Which also makes No Man's Land grown-up territory for Major, who's best known for his popular novels for young adults. Even so, he doesn't get bogged down in the bigger picture. He focuses instead on a couple of characters: Allan Hayward, a young officer, who's already been through the hell of Gallipoli, and Ned Martin, an even younger infantryman, who is about to see action for the first time. Major does a good job of conveying the thoughts that occupy their minds as they prepare for battle. Hayward, for instance, keeps his mind off his fears by trying to catch the eye of a pretty French farm girl. This subplot feels a bit clichéd at times, but Major makes Hayward's pursuit of the girl work by using it as a way to reveal just how innocent his protagonist really is:
"As he grew older he had not entirely overcome [his] shyness around young women.. It was not a trait that looked good in the army, but neither was it one that often had any opportunity of showing itself. In Cairo, on the way to Gallipoli, when other officers sought out brothels, he made excuses saying he would rather visit the pyramids again, which he did."
The seventeen-year-old Martin takes his mind off what he is going to have to do in a few hours by daydreaming about what's going on back home in Newfoundland:
"For a St. John's lad like Martin the news was of what new sights there were to be had on Water Street, and what to make of the city's sporting rivalries now that the keenest athletes had joined up."

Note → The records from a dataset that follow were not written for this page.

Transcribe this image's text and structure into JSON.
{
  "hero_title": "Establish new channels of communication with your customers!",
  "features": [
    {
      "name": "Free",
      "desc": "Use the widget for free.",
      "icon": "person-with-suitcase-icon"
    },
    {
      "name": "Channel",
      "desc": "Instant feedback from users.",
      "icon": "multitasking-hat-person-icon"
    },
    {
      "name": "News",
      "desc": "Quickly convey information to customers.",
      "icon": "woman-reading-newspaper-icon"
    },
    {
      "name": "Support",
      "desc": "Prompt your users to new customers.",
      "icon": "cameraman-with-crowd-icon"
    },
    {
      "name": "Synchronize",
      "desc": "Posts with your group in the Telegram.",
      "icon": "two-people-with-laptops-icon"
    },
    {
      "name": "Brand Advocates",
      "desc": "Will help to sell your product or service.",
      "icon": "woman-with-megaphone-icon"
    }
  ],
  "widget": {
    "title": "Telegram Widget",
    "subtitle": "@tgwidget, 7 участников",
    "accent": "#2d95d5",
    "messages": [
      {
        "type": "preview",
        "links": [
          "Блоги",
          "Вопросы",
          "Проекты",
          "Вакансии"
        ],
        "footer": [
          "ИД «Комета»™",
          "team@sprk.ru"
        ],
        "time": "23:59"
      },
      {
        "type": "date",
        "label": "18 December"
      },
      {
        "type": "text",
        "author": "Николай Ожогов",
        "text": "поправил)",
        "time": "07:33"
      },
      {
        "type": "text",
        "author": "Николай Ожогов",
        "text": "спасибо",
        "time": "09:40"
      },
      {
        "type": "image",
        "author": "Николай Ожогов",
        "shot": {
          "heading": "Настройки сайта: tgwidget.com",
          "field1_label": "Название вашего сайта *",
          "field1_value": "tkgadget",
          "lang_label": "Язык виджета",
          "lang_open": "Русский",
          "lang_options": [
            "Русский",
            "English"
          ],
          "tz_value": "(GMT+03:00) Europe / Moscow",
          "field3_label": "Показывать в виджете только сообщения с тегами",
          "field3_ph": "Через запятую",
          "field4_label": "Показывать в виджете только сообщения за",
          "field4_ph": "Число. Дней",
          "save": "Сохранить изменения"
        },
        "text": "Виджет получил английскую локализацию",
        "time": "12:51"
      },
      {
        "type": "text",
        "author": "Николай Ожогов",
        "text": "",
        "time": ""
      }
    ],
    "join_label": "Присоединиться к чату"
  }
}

Along the way, Major introduces a few other characters and all of them serve to remind us of the poignant conclusion that exists between these young men who aren't just linked by the fate that awaits them but by the fact that they all come from the same place. Narrative momentum is not the strength of No Man's Land, which is probably what Major intended. Instead, the story maintains a slow, steady crawl, regularly pausing to observe the very human desire of these boys-because boys are what they are-not to face reality until they absolutely have to, always clinging to the hope that maybe the upcoming battle won't be as bad as they imagine. When it turns out to be worse and 272 soldiers in the Newfoundland Regiment die, as they did at the Somme, the reader has the feeling of a small world being obliterated. The dust-jacket provides the information that is dramatized in the novel: "No community in Newfoundland escaped the consequence of the [battle]..It was the single greatest disaster in the island's history."

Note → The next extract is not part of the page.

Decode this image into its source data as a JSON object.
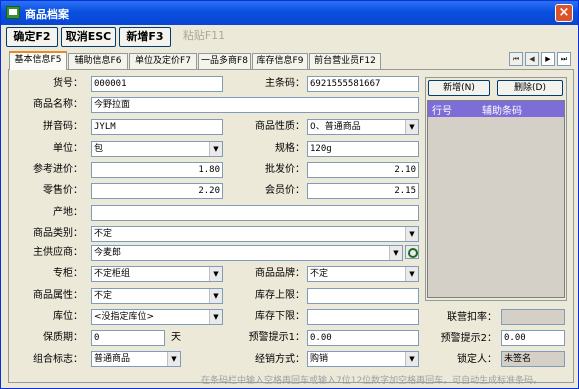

Ironically, this sense of collective loss sometimes overwhelms the reader's sense of individual loss. If I have one serious complaint about No Man's Land, it is that I never learned enough about Major's characters. None of them are particularly memorable, not even the main ones. To sustain the build-up of tension, Major keeps the story in the present, choosing not to tell us much about his characters' backgrounds or to go very deep into their desires. Hayward's romance and Martin's homesickness are never much more than minor distractions. There are no real conflicts between the characters either. Major portrays everyone, with the exception of a couple of senior officers, as trapped and passive, lambs to the slaughter. Which is undoubtedly an authentic representation of the reality of their situation, but it diminishes the possibilities in No Man's Land for personal revelation of growth.
Of course, in the end, it's unfair to criticize an author for doing what he set out to do. In this case, that means telling the story of the Newfoundland Regiment in an honest, straightforward way. Everything in No Man's Land is purposely pared down; all that matters is the moment. Kevin Major may have stumbled into new territory after all: historical minimalism.

Joel Yanofsky is a freelance writer and journalist who lives in Laval, Quebec.